Chip Ohlsson, EVP and chief development officer, Wyndham Hotels & Resorts, underscored the point.
“I believe there’s no better time to be in this [industry]. We had an 11-year cycle that was unprecedented we thought, but when we look at our numbers we think that there’s a huge runway. We do believe there is going to be an ADR [average daily rate] push. We believe that people are going to travel more than they ever have because they realize what they missed over for the pandemic. So this is the opportunity for a lot of people to get involved in this industry,” he said.
Julienne Smith, SVP, development, IHG Hotels & Resorts, urged conference attendees to “continue to tell your story” as she also acknowledged the importance of getting more people involved.
“We need people to be wanting to be a part of our industry, right? For young people coming out of college, it’s not just about working in hotels there are a lot of other aspects to this business that are attractive. Attracting young people to this business I think should be a primary focus to allow us to grow and evolve,” she said.
Smith also was bullish on performance prospects.
“Just get out and travel, that would be my recommendation to everybody. Travel and post about your travel, get back into the cities. I know we see a lot of recovery into the sunbelt region of the U.S., but we are starting to see some green chutes in our major urban markets, which is important,” she added.
Noah Silverman, global development officer, U.S. & Canada, Marriott International, pointed out he is “optimistic” as he detailed the industry’s resilience.
“This industry took probably the most significant gut punch—certainly in my 25 years and probably in the history of our industry—in the last couple of years. The resilience that we’ve seen and the recovery that we’ve seen in the aftermath of that tremendous gut punch is pretty reassuring,” he said.
Meanwhile, one of the key trends that gained momentum during the pandemic was pet-friendly accommodations as more and more travelers look to bring their companions on the road with them.
“With bleisure [business and leisure] we’re see longer and longer average stays, I think people will continue to want to bring their pets on the road. I expect that trend will continue,” said Tierney.
A couple of the executives acknowledged this trend has prompted brand companies to re-examine some of their policies going forward.
“We have certain brands today that are more pet friendly than others. It’s easier for us to kind of stay in that lane with those than it is to kind of expand that more broadly across our portfolio,” said Silverman.
Smith, however, pointed out that when it comes to these types of decisions there needs to be consideration for the company’s franchise partners as well.
“It has been a brand-by-brand decision at IHG. Kimpton has a philosophy that if you can fit it through the front door then you can bring it. I think the challenge with making any kind of brand changes–whether it’s housekeeping or no housekeeping, charge for the Internet or don’t charge for the Internet–it’s not just the brands making those decisions. We’ve got a whole group of franchisees who are vested in our hotels who are needing to be advised on what changes we’re making and need to be largely on board with what we’re doing. They are our primary customer, the ownership community is pretty paramount in our decision,” she noted.
“The way that our industry is structured requires us to be very thoughtful in terms of engaging with our owners and franchisees about decisions that we make from a brand perspective,” he said.

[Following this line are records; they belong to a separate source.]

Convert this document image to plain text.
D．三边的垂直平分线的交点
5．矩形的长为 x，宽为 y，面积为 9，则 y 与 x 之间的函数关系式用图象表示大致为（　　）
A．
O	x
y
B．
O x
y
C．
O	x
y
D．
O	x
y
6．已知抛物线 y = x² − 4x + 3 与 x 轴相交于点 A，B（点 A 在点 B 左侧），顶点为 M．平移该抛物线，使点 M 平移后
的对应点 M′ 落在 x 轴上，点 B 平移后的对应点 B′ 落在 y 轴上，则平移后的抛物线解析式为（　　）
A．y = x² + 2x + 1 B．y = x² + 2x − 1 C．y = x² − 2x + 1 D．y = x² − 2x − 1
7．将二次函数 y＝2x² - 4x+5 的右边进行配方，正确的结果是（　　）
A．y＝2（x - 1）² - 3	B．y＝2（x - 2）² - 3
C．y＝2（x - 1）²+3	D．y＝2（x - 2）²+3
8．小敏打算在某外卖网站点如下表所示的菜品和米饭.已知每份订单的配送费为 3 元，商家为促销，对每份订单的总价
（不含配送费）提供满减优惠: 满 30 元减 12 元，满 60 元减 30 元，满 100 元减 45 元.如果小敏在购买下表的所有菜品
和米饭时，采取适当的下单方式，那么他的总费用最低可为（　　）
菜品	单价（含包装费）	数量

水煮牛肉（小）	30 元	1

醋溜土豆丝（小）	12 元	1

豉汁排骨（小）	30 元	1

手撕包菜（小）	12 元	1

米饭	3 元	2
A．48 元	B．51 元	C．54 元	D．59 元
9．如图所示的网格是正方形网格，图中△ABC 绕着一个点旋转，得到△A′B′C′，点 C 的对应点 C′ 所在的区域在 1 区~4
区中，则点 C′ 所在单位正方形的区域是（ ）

Finally, the panelists were asked about the potential upside of alternative lodging options, such as residential complexes or home sharing venues.
“In some ways Marriott dipped their toe into that space when we launched Homes & Villas by Marriott, which was our effort to kind of start to siphon off a little bit of the top end of what might have been Airbnb. They were ideally in markets where we were having trouble distributing our traditional brands because they weren’t locations for traditional hotel products. So there might be an evolution of that space,” he said.

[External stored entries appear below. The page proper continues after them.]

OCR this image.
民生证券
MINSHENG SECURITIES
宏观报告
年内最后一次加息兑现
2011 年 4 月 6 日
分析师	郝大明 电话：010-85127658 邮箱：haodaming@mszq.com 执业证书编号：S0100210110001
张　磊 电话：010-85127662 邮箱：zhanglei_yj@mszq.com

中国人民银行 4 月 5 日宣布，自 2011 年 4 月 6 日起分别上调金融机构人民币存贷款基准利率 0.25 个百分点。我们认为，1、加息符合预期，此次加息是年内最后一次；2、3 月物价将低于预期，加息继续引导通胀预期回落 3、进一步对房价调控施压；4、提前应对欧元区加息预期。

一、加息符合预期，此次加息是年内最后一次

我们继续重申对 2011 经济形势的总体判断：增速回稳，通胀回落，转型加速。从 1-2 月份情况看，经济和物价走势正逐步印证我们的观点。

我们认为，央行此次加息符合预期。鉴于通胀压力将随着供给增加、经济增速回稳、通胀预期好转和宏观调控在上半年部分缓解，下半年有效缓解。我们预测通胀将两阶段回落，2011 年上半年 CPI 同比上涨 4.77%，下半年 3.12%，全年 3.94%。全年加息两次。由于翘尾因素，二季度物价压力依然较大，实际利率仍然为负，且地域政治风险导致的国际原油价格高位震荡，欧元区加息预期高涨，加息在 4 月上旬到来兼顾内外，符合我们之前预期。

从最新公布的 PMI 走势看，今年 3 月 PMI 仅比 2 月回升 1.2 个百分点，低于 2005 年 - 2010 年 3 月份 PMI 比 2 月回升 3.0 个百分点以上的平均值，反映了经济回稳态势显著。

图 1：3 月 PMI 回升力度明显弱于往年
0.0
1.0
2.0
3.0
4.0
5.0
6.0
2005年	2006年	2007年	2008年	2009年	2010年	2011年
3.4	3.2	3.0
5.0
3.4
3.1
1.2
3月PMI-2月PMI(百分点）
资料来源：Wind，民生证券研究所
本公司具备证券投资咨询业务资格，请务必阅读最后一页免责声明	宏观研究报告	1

Ohlsson, meanwhile, referenced an example where an owner took several floors of an apartment complex and made it part of Wyndham’s Trademark Collection, which is a soft brand.
“The biggest challenge we have is to make sure—and Digital Key helps a lot with this from a technology standpoint—is there a front desk? Is there service? Do you have housekeeping, do you have all of that? But if a consumer knows that going in and they get a great condo building they’re happy,” he said.